Connected dishwashers leak data... privacy concern. So we would like to authorize access...
What about smart medical thingies
And OMG, Solar Freaking' Roadways!!
Requirements:
INSANE SCALE Discovery
The Refer use case: refrigerated shipping containers: ship needs to discover the container.
What about GPS leakage: walking the dog leaks GPS data about us.
Partitioning
ACE Authorization in Constrained Environments
Eve: Cannot solve IoT unless you simultaneously solve for both IoT and the Web.
The question is who owns that data, who is responsible, or uses that information. That's what makes is an identity problem.
Who has title? Who has what kinds of access?
How far can existing technologies meet our needs?
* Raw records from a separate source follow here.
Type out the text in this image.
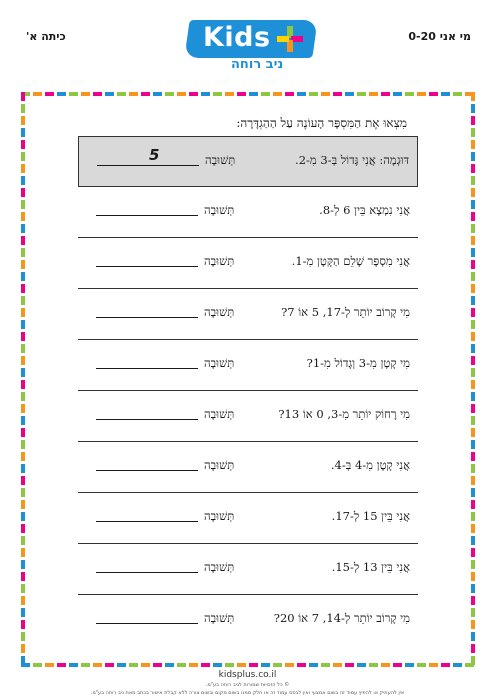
כיתה א'	מי אני 0-20
Kids
ניב רוחה
מִצְאוּ אֶת הַמִּסְפָּר הָעוֹנֶה עַל הַהַגְדָּרָה:
דּוּגְמָה: אֲנִי גָּדוֹל בְּ-3 מִ-2.
תְּשׁוּבָה
5
אֲנִי נִמְצָא בֵּין 6 לְ-8.
תְּשׁוּבָה
אֲנִי מִסְפָּר שָׁלֵם הַקָּטָן מִ-1.
תְּשׁוּבָה
מִי קָרוֹב יוֹתֵר לְ-17, 5 אוֹ 7?
תְּשׁוּבָה
מִי קָטָן מִ-3 וְגָדוֹל מִ-1?
תְּשׁוּבָה
מִי רָחוֹק יוֹתֵר מִ-3, 0 אוֹ 13?
תְּשׁוּבָה
אֲנִי קָטָן מִ-4 בְּ-4.
תְּשׁוּבָה
אֲנִי בֵּין 15 לְ-17.
תְּשׁוּבָה
אֲנִי בֵּין 13 לְ-15.
תְּשׁוּבָה
מִי קָרוֹב יוֹתֵר לְ-14, 7 אוֹ 20?
תְּשׁוּבָה
kidsplus.co.il
© כל הזכויות שמורות לניב רוחה בע"מ.
אין להעתיק או להפיץ עמוד זה בשום אמצעי ואין לבסס עמוד זה או חלק ממנו בשום מקום ובשום צורה ללא קבלת אישור בכתב מאת ניב רוחה בע"מ.
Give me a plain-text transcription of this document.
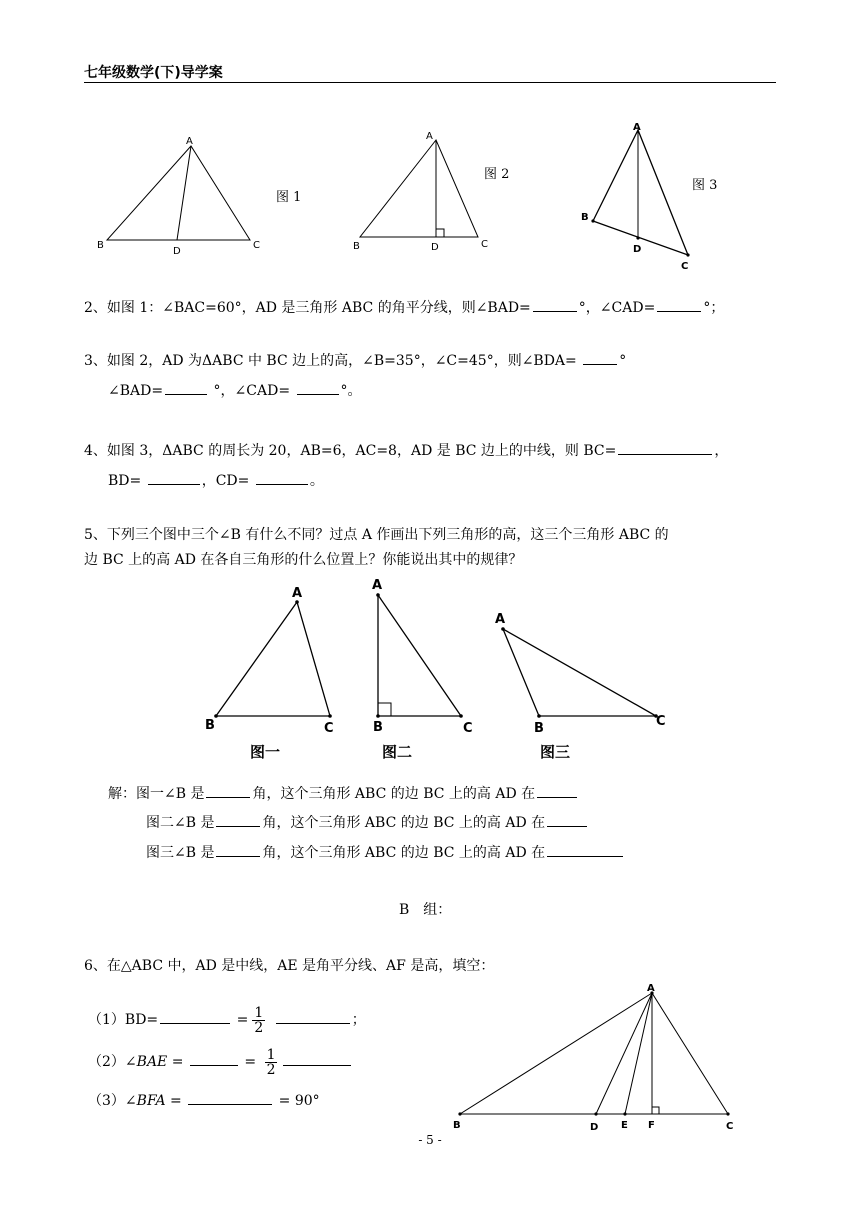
七年级数学(下)导学案
A
B	C
D
图 1
A
B	C
D
图 2
A
B
C
D
图 3
2、如图 1：∠BAC=60°，AD 是三角形 ABC 的角平分线，则∠BAD=	°，∠CAD=	°；
3、如图 2，AD 为ΔABC 中 BC 边上的高，∠B=35°，∠C=45°，则∠BDA=	°
∠BAD=	°，∠CAD=	°。
4、如图 3，ΔABC 的周长为 20，AB=6，AC=8，AD 是 BC 边上的中线，则 BC=	，
BD=	，CD=	。
5、下列三个图中三个∠B 有什么不同？过点 A 作画出下列三角形的高，这三个三角形 ABC 的
边 BC 上的高 AD 在各自三角形的什么位置上？你能说出其中的规律？
A
B	C
图一
A
B	C
图二
A
B	C
图三
解：图一∠B 是	角，这个三角形 ABC 的边 BC 上的高 AD 在
图二∠B 是	角，这个三角形 ABC 的边 BC 上的高 AD 在
图三∠B 是	角，这个三角形 ABC 的边 BC 上的高 AD 在
B　组：
6、在△ABC 中，AD 是中线，AE 是角平分线、AF 是高，填空：
（1）BD=	= $\frac{1}{2}$	；
（2）∠BAE =	= $\frac{1}{2}$
（3）∠BFA =	= 90°
A
B	C
D E F
- 5 -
XACML... Extensible Access Control Markup Language... Scale - no discovery - no Privacy - 1/2 Flexible - no Partitioning - 1/2
OAuth 2.0 Scale - partial Discovery - partial Privacy - partial (consent good) Flexibility - yes Partitioning - partial
UMA!:
See presentation for more stuff
http://www.slideshare.net/xmlgrrl/maler-io-t-access-control-iotaconf-2014
UMA is about interoperable RESTful authorization-as-a-service
UMA also allows asynchronous permissioning based on pre-arranged rules, in contrast with OAuth, which is really built for synchornous permissioning when Alice shares with Alice (sharing data between apps as the same individual). But then Alice shares with Bob, synchrony can't be assumed--and Alice isn't the active user on both services...
UMA covers the granting of entitlements (through scopes), asynchronously, because it isn't requiring the grantor to be online at the time of access request.
What's the experience like? Just like "sharing" a doc in Google apps.
Fuse needs to use OAuth to connect their MVNO account to their fuse account. But when that access token expires, how do you reacquire access when the user isn't there to get a popup?
So, if the car is getting towed after that token expires can prevent data tracking.
Healthcare.
Challenge: Imagine these services without the cloud. IoT can be 100% local without service-based identifiers and communications.